The students will be provided with the basic tools for studying bifurcations in differential equations and difference equations.

Work Placement(s)

No

Syllabus

Introduction to the study of qualitative changes in differential equations and difference equations with parameters. These changes include, for instance, the creation and destruction of equilibrium states, changes in periodic behaviour of solutions, changes in stability and transition to chaotic behaviour. In particular: fold or saddle-node points, pitchforks, higher codimension singularities of equilibria or fixed points; bifurcation at homoclinic cycles; Hopf bifurcation; period doubling; period doubling cascades.

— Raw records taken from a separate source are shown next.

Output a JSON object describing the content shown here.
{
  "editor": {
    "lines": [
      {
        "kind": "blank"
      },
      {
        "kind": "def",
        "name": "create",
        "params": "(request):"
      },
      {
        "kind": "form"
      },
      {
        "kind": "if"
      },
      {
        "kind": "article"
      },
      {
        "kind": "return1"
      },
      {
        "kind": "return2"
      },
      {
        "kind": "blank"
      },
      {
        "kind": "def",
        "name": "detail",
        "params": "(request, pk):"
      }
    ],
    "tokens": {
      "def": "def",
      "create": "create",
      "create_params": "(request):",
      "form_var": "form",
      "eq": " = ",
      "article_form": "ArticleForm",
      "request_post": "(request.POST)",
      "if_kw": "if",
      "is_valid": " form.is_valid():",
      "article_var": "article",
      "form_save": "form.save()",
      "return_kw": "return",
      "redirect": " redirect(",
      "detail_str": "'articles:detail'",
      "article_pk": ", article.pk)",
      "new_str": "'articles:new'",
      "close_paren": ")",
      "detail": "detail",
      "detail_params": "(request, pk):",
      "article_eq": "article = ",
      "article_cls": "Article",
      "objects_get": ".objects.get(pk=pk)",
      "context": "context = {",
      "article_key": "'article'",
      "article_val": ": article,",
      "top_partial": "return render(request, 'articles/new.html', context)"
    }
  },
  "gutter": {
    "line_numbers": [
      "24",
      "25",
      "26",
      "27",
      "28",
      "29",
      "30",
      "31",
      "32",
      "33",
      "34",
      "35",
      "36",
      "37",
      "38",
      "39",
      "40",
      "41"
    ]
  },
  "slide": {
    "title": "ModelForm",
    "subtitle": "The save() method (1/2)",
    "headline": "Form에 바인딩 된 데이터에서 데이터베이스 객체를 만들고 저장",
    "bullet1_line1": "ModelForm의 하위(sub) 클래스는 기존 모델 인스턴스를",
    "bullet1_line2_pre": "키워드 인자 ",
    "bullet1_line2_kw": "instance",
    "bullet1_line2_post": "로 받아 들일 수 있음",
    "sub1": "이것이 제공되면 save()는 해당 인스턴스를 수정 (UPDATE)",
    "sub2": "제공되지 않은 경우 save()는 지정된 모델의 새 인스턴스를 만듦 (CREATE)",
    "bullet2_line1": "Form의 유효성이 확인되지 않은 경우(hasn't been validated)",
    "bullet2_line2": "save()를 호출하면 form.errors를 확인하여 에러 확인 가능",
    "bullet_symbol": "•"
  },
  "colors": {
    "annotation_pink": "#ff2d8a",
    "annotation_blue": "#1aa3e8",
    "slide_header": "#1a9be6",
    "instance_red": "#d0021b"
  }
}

Special classes of dynamical systems may also be treated, for instance differential equations with symmetry or coupled cell systems.

Assessment Methods

Assessment
Exam: 100.0%

Bibliography

M. Golubitsky, I.N. Stewart, and D.G. Schaeffer, Singularities and Groups in Bifurcation Theory, vol. 2, Applied Mathematical Sciences 69, Springer-Verlag, New York, 1988.

M. Golubitsky and D.G. Schaeffer, Singularities and groups in bifurcation theory, vol. I, Applied Mathematical Sciences 51, Springer-Verlag, New York, 1985.

M. Golubitsky, I.N. Stewart, and D.G. Schaeffer, The Symmetry Perspective: from equilibrium to chaos in phase space and physical space, Birkhäuser, Basel, 2002.

J. Guckenheimer and P. Holmes, Nonlinear oscillations, dynamical systems, and bifurcations of vector fields, Springer-Verlag, New York, 1983.

Y.A. Kuznetsov, Elements of applied bifurcation theory, Springer-Verlag, New York, 1995.